Question

I've been teaching myself C through various sources. One of exercises I've found is this past year's cs50 problem sets (found here under the heading Bad Credit). Essentially, I've solved the problem but realized that I am performing the same step twice and perhaps could wrap that step inside of a function to be reused.

My problem is that I'm not sure how to define a return to an as yet unspecified array. Or, for that matter, if this is a good idea. I think that reusing the code would be a good thing if I could make it work, but I can't figure out how to do so.

The problem, as shown in the code below is taking a long number, separating each individual digit, and performing a bit of math to do a checksum. This is returned to step1 in the code below. The do/while loop is doing the heavy lifting here, and what I would like to do is to do the same with elements in step1 and return those into step2 or any other variable for that matter.

long long num = 378282246310005;
int step1[10];
int step2[10];

do {
    int i = 0; 
    step1[i] = num % 10; // this returns to one array
    num /= 10;
    i++;
   } while (num != 0);

I realize this isn't that big a deal for this problem. I just decided that it would be good to know how to do it, if possible.

Was it helpful?

Solution

I'll take you through the steps. Here's your code:

do {
    int i = 0; 
    step1[i] = num % 10;
    num /= 10;
    i++;
} while (num != 0);

First, an error. The i variable should be initialized and declared outside the loop, otherwise i == 0 every single time you go through the loop.

int i = 0; 
do {
    step1[i] = num % 10;
    num /= 10;
    i++;
} while (num != 0);

This should be recognizable as the expanded version of a for loop, so:

for (int i = 0; num != 0; i++, num /= 10)
    step1[i] = num % 10;
// note: different for case num == 0

Then, if you want to turn it into a function,

void get_digits(int digits[], long long num) {
    for (int i = 0; num != 0; i++, num /= 10)
        digits[i] = num % 10;
}

A long story short, when you pass an array to a function in C, the array doesn't get copied so you can change the array inside the function and see those changes outside the function. (Long version: when arrays are function parameters they decay into pointers.)

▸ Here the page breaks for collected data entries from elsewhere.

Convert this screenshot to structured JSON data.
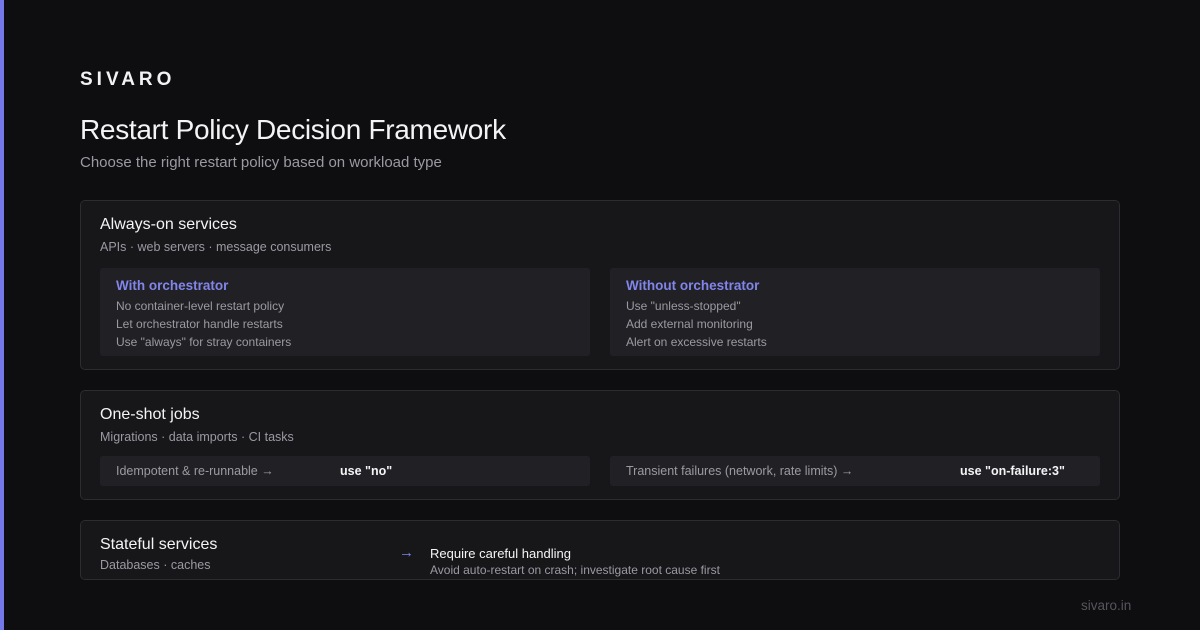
{
  "brand": "SIVARO",
  "title": "Restart Policy Decision Framework",
  "subtitle": "Choose the right restart policy based on workload type",
  "always_on": {
    "title": "Always-on services",
    "examples": "APIs · web servers · message consumers",
    "with_orchestrator": {
      "heading": "With orchestrator",
      "lines": [
        "No container-level restart policy",
        "Let orchestrator handle restarts",
        "Use \"always\" for stray containers"
      ]
    },
    "without_orchestrator": {
      "heading": "Without orchestrator",
      "lines": [
        "Use \"unless-stopped\"",
        "Add external monitoring",
        "Alert on excessive restarts"
      ]
    }
  },
  "one_shot": {
    "title": "One-shot jobs",
    "examples": "Migrations · data imports · CI tasks",
    "idempotent": {
      "label": "Idempotent & re-runnable →",
      "value": "use \"no\""
    },
    "transient": {
      "label": "Transient failures (network, rate limits) →",
      "value": "use \"on-failure:3\""
    }
  },
  "stateful": {
    "title": "Stateful services",
    "examples": "Databases · caches",
    "arrow": "→",
    "heading": "Require careful handling",
    "description": "Avoid auto-restart on crash; investigate root cause first"
  },
  "footer": "sivaro.in",
  "colors": {
    "background": "#0e0e10",
    "card": "#17171a",
    "inner": "#212125",
    "accent": "#7479e8",
    "muted": "#9a9aa2"
  }
}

Final note: you will need 19 elements in the array, not 10. So:

long long num = 378282246310005;
int step1[19];
get_digits(step1, num);

OTHER TIPS

You can pass the array by reference, like so:

//Number to checksum is num
//Array to store checksum is arr
//Maximal length of arr is n
void checksum(long long num, int arr[], int n){
  int i = 0; 
  do {
    arr[i] = num % 10; // this returns to one array
    num /= 10;
    i++;
    if(i==n) return; //break before we overflow array
  } while (num != 0);
}

Note that your code is potentially unsafe because you may end up writing to a part of the array beyond the memory you've allocated for it. That is, you define int step1[10] but may end up writing to step[11].

Also, you stuck your int i=0 inside of the loop. I assumed you wanted it outside.